But, when you form a multi-member LLC or an S corp, you now have a legally separate entity and are no longer eligible to directly deduct the expenses shared between business and personal use.
Many new multi-member LLC members are so accustomed to deducting these expenses directly on their tax returns. So it’s not uncommon for them to continue to do so even when they are no longer sold proprietors. But the IRS is not a fan of this treatment.
Luckily, there is a way to still get the equivalent benefit of those deductions.
Multi-member LLCs and Partnerships
If you are an owner of an LLC, you are an LLC member. If you are an owner of a partnership, you are a partner. LLCs have operating agreements, and partnerships have partnership agreements. In order to deduct personally incurred business expenses, these businesses need to choose one of the the below methods for deducting business expenses paid for personally.
Reimburse partners/members for business-related expenses.
Require owners to pay expenses personally – unreimbursed partnership expenses (UPE)
It’s usually one or the other, and it needs to be specified which you are using in your operating/partnership agreement.
The first way is basically the same as an accountable plan, which well talk about in a minute, but since accountable plans only apply to employees, and as a member or partner you’re technically not an employee, we don’t call it that. I just call it a reimbursement arrangement. If you use personal funds to buy business supplies, or for the business to take the mileage or home office deduction, it will have to reimburse you and deduct those reimbursements, which are nontaxable to you as the individual.
The second way is not to worry about reimbursements but rather to deduct what’s called unreimbursed partnership expenses on the personal tax return. So if the LLC/partnership requires owners to pay expenses personally (i.e., there is no right to reimbursement), then these owners can deduct their unreimbursed partnership expenses on their personal returns.

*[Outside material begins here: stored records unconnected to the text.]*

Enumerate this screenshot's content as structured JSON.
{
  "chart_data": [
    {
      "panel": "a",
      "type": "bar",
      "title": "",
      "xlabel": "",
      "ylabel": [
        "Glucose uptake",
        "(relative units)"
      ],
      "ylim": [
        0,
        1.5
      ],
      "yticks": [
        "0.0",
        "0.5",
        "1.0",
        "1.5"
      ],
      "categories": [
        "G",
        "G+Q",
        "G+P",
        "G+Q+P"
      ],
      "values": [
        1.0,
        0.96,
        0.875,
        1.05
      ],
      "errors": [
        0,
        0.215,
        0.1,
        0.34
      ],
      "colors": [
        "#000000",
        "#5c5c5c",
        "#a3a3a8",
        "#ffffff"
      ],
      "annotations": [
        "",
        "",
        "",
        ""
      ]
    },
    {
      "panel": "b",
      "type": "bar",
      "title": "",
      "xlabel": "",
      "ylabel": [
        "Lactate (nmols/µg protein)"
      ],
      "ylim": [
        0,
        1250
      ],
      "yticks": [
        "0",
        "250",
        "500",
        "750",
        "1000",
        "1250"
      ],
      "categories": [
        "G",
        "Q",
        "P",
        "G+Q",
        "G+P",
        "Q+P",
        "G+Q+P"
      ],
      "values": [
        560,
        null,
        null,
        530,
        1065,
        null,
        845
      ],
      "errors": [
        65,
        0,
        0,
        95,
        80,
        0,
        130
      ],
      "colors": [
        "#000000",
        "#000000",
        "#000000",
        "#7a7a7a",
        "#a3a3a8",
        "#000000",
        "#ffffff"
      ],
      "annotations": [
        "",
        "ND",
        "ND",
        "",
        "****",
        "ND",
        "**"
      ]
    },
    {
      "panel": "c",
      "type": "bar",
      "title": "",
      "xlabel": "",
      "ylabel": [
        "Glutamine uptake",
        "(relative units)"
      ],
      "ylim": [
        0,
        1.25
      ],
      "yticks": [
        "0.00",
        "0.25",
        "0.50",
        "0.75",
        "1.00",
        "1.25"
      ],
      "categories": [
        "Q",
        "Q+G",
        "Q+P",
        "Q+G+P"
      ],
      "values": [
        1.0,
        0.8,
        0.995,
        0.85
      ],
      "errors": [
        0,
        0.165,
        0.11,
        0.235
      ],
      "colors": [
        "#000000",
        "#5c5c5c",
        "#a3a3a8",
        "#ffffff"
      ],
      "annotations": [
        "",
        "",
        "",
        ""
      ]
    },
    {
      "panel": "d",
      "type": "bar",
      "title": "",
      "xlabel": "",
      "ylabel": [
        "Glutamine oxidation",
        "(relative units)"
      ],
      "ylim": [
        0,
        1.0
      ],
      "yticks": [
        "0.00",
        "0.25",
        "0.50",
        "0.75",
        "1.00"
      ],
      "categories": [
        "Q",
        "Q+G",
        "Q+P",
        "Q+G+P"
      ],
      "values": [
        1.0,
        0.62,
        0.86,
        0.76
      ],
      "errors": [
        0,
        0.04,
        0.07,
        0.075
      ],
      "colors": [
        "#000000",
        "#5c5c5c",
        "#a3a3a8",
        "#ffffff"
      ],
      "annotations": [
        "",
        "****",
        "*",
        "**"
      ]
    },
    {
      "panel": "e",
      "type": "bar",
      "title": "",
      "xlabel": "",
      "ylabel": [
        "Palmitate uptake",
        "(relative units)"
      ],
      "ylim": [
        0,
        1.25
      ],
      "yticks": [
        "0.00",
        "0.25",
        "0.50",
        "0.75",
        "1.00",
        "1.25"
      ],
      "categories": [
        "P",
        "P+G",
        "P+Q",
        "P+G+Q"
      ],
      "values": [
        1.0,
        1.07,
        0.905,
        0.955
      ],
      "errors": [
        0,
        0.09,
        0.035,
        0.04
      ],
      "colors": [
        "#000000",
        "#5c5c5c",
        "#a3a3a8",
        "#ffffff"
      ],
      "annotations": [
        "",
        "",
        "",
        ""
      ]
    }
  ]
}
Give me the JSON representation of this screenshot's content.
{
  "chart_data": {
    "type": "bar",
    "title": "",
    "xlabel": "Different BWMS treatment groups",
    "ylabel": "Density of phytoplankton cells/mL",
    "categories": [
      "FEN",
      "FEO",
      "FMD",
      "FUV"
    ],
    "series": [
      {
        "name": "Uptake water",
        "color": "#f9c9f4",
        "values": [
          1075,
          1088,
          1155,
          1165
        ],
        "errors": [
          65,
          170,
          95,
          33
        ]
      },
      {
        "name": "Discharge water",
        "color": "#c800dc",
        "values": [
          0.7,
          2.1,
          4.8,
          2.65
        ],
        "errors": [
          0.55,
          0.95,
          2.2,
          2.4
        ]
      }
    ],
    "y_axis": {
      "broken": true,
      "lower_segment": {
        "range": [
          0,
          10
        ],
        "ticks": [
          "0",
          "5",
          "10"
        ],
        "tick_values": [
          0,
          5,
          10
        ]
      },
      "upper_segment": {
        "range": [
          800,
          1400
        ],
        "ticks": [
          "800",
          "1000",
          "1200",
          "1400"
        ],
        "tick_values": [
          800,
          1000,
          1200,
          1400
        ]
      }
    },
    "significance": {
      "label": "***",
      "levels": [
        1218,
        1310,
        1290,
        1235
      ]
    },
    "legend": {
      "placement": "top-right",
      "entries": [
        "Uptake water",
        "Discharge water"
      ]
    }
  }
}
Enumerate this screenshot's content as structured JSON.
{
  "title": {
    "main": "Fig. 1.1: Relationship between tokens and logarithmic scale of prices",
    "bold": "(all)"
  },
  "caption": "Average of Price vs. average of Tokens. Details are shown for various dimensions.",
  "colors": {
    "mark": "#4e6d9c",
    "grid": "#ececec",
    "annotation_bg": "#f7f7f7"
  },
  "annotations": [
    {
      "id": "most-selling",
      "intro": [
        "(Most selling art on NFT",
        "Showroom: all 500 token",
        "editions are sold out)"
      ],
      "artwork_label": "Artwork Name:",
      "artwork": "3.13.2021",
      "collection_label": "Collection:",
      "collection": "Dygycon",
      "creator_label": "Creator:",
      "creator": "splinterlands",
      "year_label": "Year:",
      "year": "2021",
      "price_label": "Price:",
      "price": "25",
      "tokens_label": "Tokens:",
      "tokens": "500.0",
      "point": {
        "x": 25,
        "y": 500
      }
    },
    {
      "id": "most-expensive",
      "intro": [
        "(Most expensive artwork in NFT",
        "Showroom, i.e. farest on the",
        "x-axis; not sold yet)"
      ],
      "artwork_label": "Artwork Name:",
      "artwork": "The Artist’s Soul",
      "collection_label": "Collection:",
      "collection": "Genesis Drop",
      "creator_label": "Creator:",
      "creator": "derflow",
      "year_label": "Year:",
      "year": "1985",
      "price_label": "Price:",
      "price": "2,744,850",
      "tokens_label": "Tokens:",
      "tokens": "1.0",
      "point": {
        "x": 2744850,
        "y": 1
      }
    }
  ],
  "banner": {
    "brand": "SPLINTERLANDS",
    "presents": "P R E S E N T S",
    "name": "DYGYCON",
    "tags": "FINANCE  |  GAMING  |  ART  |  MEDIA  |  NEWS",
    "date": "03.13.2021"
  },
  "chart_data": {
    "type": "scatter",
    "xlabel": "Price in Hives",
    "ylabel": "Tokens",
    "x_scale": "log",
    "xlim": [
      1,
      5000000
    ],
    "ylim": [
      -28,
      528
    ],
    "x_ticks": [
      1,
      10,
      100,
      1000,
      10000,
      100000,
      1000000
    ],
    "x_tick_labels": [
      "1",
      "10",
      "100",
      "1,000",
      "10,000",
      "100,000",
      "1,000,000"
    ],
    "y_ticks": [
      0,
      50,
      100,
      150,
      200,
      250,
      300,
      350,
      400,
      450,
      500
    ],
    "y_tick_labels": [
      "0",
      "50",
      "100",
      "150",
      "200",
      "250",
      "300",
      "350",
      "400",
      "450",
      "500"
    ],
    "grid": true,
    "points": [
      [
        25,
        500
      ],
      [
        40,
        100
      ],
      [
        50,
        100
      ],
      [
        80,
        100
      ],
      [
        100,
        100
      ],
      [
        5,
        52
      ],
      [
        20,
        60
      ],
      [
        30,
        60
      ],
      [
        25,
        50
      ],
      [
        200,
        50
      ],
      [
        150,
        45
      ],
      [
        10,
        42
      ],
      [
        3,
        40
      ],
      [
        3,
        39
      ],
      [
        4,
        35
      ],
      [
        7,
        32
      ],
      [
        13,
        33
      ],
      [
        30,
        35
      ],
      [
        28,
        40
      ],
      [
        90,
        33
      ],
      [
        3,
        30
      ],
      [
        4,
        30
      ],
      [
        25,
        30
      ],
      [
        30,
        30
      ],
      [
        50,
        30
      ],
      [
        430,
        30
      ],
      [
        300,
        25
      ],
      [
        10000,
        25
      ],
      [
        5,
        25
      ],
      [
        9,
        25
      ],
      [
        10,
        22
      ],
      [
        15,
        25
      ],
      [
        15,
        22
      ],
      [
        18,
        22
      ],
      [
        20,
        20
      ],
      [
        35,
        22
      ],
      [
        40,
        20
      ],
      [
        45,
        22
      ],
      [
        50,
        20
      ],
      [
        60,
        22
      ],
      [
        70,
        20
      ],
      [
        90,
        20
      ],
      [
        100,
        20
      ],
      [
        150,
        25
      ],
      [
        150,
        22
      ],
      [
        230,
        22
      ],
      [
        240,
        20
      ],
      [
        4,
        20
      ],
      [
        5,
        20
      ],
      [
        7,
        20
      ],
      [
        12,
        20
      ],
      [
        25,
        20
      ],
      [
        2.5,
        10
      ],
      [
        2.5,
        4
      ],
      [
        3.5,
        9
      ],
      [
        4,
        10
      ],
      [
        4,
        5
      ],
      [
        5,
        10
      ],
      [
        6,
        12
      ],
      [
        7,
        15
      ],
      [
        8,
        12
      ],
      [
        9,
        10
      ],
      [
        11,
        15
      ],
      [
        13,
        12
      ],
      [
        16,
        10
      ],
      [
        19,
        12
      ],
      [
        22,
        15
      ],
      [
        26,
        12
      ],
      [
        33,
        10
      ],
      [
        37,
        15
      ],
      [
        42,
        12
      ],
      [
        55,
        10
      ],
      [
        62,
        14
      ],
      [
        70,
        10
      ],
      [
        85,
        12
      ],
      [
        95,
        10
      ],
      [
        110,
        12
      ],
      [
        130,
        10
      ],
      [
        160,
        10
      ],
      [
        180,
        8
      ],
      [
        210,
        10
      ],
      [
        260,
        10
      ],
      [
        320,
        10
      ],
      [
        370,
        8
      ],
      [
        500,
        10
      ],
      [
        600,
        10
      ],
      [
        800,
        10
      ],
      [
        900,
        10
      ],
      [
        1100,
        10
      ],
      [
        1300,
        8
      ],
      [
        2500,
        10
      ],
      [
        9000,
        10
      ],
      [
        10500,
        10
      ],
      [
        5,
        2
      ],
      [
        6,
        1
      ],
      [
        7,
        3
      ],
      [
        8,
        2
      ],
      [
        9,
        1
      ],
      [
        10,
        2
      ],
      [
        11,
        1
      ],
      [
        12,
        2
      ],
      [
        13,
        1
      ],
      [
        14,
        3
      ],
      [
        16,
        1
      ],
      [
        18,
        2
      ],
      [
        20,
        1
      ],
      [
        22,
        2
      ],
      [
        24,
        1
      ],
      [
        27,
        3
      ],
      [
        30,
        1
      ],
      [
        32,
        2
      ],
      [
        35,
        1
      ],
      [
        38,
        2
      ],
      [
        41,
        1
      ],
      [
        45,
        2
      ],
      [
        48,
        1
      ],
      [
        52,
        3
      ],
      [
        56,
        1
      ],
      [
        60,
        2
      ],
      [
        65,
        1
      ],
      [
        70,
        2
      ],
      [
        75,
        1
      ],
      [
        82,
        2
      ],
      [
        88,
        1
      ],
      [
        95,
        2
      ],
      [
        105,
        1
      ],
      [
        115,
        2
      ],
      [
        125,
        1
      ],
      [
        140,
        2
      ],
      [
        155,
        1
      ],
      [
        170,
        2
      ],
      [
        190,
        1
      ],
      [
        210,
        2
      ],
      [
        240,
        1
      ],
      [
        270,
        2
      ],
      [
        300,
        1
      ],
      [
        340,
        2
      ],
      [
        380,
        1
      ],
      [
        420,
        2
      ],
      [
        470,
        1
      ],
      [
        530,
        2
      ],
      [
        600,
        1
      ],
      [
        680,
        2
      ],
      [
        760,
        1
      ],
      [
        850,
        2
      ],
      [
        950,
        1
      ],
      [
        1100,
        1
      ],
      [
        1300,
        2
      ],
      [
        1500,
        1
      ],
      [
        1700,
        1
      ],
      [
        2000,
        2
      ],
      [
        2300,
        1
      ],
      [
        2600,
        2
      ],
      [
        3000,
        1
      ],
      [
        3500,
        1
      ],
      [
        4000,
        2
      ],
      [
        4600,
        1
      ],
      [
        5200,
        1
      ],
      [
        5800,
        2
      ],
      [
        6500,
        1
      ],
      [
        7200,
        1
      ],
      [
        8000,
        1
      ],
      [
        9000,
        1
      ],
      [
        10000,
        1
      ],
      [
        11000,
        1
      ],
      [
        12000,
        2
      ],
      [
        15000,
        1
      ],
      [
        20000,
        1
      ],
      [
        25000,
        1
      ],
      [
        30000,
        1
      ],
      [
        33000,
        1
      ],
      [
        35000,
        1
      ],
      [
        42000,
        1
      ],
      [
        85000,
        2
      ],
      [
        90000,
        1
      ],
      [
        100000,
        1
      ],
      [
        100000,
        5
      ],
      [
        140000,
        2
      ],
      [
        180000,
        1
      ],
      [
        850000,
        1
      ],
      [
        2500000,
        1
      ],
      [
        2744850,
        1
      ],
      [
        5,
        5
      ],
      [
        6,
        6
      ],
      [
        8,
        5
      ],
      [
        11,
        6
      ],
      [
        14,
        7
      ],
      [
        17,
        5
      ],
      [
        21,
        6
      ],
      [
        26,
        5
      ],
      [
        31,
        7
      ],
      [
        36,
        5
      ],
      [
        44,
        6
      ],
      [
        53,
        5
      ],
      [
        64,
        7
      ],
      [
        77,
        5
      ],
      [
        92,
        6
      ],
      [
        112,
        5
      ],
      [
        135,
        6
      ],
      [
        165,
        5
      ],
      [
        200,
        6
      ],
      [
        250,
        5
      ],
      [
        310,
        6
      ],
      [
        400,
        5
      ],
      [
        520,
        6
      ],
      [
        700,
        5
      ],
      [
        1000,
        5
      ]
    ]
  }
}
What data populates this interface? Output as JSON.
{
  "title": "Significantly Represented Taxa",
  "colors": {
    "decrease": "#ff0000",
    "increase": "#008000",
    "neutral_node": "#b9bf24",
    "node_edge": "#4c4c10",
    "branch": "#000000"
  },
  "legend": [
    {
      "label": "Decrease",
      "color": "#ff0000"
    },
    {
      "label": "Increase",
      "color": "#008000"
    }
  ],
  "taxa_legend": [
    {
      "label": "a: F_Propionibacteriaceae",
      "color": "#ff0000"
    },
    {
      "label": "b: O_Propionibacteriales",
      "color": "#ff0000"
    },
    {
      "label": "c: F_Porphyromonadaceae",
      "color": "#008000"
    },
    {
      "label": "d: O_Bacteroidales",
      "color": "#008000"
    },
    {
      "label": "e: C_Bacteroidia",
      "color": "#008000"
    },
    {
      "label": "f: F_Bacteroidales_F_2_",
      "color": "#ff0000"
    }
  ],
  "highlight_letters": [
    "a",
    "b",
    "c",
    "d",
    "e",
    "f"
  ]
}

So that is for MMLLCS & Partnerships.
S Corporations and Accountable Plans
As an S corp you are both the owner as well as an employee. Remember with an S corp you have to pay yourself a reasonable W-2 salary. As an employee you can take advantage of what’s called an accountable plan. This is basically the same thing as the reimbursement arrangement we just talked about.
An accountable plan is just a fancy way of saying that you have a system in place to reimburse employee or owner expenses. The benefit is that the expenses will be deductible to the business and nontaxable to the individual.
Ideally, you will have this arrangement formalized in a simple document (like this one) that specifies the process of receiving reimbursement.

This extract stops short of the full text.